Nun sitze ich glücklich mit meinem Samsung B2100 Handy auf der Sitzgruppe in Officers Büro.

'Vielleicht ist es gar nicht so verkehrt, dass ich erst jetzt, gegen 17:30 Uhr, das Handy nutze', überlege ich, 'da hat die Familie in Deutschland vielleicht schon einiges erreicht?'

Von Franco habe ich auch 200 Piso Load, also neues Guthaben erhalten. Schnell überfliege ich die SMS-Liste und informiere Marielou und Frank, den Deutschen im Dorf. Dann schreibe ich schnell an meine Freundin in Deutschland, an meine Schwester und an die Eltern, sie mögen bitte mit Skype zurückrufen.

Schon klingelt das Handy, aber es ist Marielou. Sie weint fast und schluchzt: "Tommy, was machst Du für Sachen? Bist Du schon entlassen, weil Du Dein Cellphone benutzt?"

Ich komme nicht zu Wort. Marielou spricht aufgeregt weiter: "Wie geht es den fünf Jungen im BSWD? Sind die Eltern noch in Tugalm City? Oder bei Dir, Tommy? Wir machen uns alle riesengroße Sorgen. Tommy, Jonathan und ich, wir waren schon bei Frank und bei Attorney Padernesto."

Jetzt setze ich zum Antworten an, aber Marielou redet ungebremst weiter: "Frank hat sehr komisch reagiert, aber wir wissen ja, dass der merkwürdig ist."

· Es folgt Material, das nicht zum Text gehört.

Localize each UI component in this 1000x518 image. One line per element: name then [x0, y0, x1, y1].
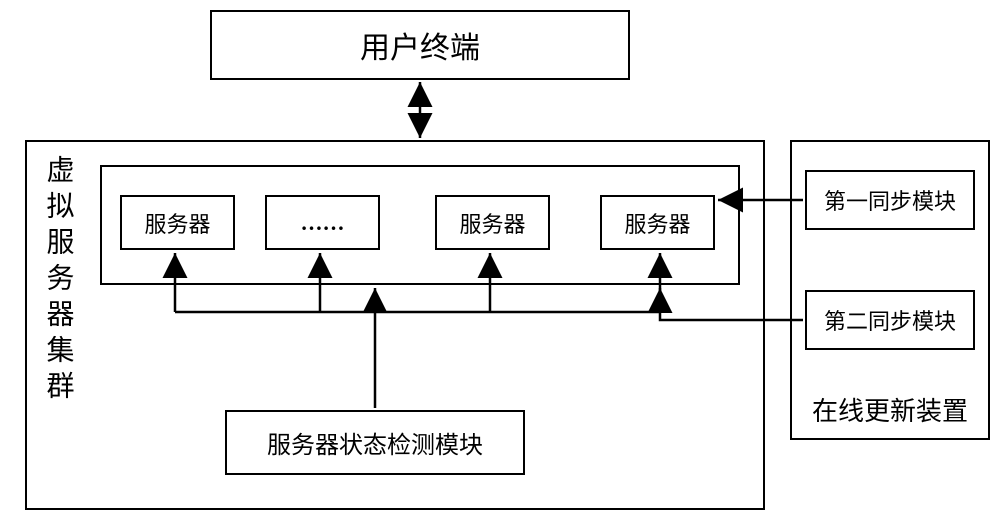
status-detection-box: 服务器状态检测模块 [225, 410, 525, 475]
server-box-3: 服务器 [600, 195, 715, 250]
user-terminal-box: 用户终端 [210, 10, 630, 80]
server-box-2: 服务器 [435, 195, 550, 250]
server-box-dots: …… [265, 195, 380, 250]
sync-module-1-box: 第一同步模块 [805, 170, 975, 230]
server-box-1: 服务器 [120, 195, 235, 250]
status-detection-label: 服务器状态检测模块 [267, 425, 483, 460]
user-terminal-label: 用户终端 [360, 23, 480, 67]
server-label-1: 服务器 [144, 207, 210, 239]
sync-module-2-box: 第二同步模块 [805, 290, 975, 350]
server-label-3: 服务器 [624, 207, 690, 239]
sync-module-1-label: 第一同步模块 [824, 184, 956, 216]
server-dots-label: …… [301, 210, 345, 236]
sync-module-2-label: 第二同步模块 [824, 304, 956, 336]
virtual-cluster-label: 虚拟服务器集群 [35, 155, 80, 495]
server-label-2: 服务器 [459, 207, 525, 239]
online-update-device-label: 在线更新装置 [812, 391, 968, 428]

Eine kurze Atempause entsteht. Ich sage schnell: "Marielou, warte!"

Doch Marielou redet weiter: "Tommy, der Attorney Padernesto hat gesagt, wichtig sei was die Kinder sagen."

"Marielou, Marielou, warte! Ich bin noch nicht entlassen. Die Kinder haben nichts gegen mich ausgesagt. Wie auch? Ich habe doch nichts Schlimmes mit den Jungen gemacht. Also, Du weißt schon, Marielou, nichts! Und die Eltern und der Kagawad sind bereits auf dem Weg zurück ins Dorf. Nur Franco und Michael sind noch hier. Schlafen in der Kirche von Francos Pastor. Die Jungs sind isoliert. Aber ich werde die verantwortliche Polizistin fragen, ob die Isolation wirklich sein muss und ob die Eltern nicht doch ihre Söhne besuchen dürfen. Die Polizistinnen sind aber alle schon im Feierabend, außer ein netter Officer ist noch hier." Ich blicke zu Officer Sarang.

Marielou schneidet mir das Wort ab: "Tommy, ich will Dich besuchen. Ich habe aber kein Geld für den Bus."

"Gut, Marielou, kein Problem. Franco kann Dir gleich morgen Geld mit Western Union senden."

Ich höre, wie Marielou erleichtert die Luft ausstößt.

Im Lautsprecher tutet es: "Marielou, sorry, meine Mutter ruft an. Ich muss schnell Schluss machen.